KREIS EUSKIRCHEN. Pausenlos bombardieren amerikanische Luftstreitkräfte Ende Februar, Anfang März 1945 die Tiefebene zwischen Zülpich, Düren und Jülich. Tiefflieger, die alles ins Visier nehmen, was sich bewegt, machten tagsüber einen Aufenthalt im Freien zu einem tödlichen Risiko.

Nach der furchtbaren Schlacht im Hürtgenwald, in der sich Deutsche und Anglo-Amerikaner bei Panzergefechten und Nahkämpfen erbittert bekämpften und die rund 68 000 Soldaten auf beiden Seiten das Leben kostete, sowie dem Scheitern der deutschen Ardennen-Offensive haben die Allierten eine erneuten Vorstoß in Richtung Rhein gestartet. Wie ein Riegel liegt aber die Gegend um Zülpich vor Köln und Bonn, die alte Römerstadt ist, wie auch die Kreisstadt Euskirchen, ein strategisch sehr wichtiges Ziel.

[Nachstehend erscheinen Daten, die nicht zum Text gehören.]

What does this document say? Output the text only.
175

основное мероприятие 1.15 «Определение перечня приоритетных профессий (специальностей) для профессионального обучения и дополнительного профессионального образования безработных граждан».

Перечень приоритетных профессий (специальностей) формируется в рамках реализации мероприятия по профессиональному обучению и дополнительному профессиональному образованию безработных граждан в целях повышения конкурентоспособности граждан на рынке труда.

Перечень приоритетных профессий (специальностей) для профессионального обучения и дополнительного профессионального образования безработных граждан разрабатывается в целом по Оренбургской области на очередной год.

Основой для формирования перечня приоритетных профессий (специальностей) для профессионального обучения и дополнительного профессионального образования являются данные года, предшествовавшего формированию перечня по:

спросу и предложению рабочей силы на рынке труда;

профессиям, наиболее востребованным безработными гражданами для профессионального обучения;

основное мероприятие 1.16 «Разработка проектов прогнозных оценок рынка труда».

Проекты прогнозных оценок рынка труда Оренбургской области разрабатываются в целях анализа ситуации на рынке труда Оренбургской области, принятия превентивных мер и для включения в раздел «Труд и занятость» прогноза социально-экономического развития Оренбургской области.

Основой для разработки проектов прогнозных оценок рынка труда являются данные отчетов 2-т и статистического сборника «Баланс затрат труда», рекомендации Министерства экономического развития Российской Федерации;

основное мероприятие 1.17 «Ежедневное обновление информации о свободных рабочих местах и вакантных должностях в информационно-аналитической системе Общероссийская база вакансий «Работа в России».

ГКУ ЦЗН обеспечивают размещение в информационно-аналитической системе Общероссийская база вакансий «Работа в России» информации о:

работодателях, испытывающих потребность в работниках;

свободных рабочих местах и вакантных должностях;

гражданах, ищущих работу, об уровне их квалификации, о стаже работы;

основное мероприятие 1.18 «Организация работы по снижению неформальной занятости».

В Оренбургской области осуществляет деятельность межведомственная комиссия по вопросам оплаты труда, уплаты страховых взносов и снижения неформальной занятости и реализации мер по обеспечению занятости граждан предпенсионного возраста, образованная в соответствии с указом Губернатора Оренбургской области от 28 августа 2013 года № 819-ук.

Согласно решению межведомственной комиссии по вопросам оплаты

Als sich die amerikanischen Panzerspitzen in den ersten Märztagen Zülpich näherten - am 25. Februar war nach heftigen Kämpfen das fast völlig zerstörte Düren erobert worden, bereits am 21. Oktober 1944 hatten US-Truppen Aachen als erste deutsche Großstadt besetzt -, lebten nur noch wenige Zülpicher innerhalb der alten Mauern. Viele waren vor allem nach Thüringen und Sachsen evakuiert worden. Wiederholte schwere Bombenangriffe hatten große Teile der Innenstadt in Schutt und Asche gelegt und einen hohen Blutzoll gefordert.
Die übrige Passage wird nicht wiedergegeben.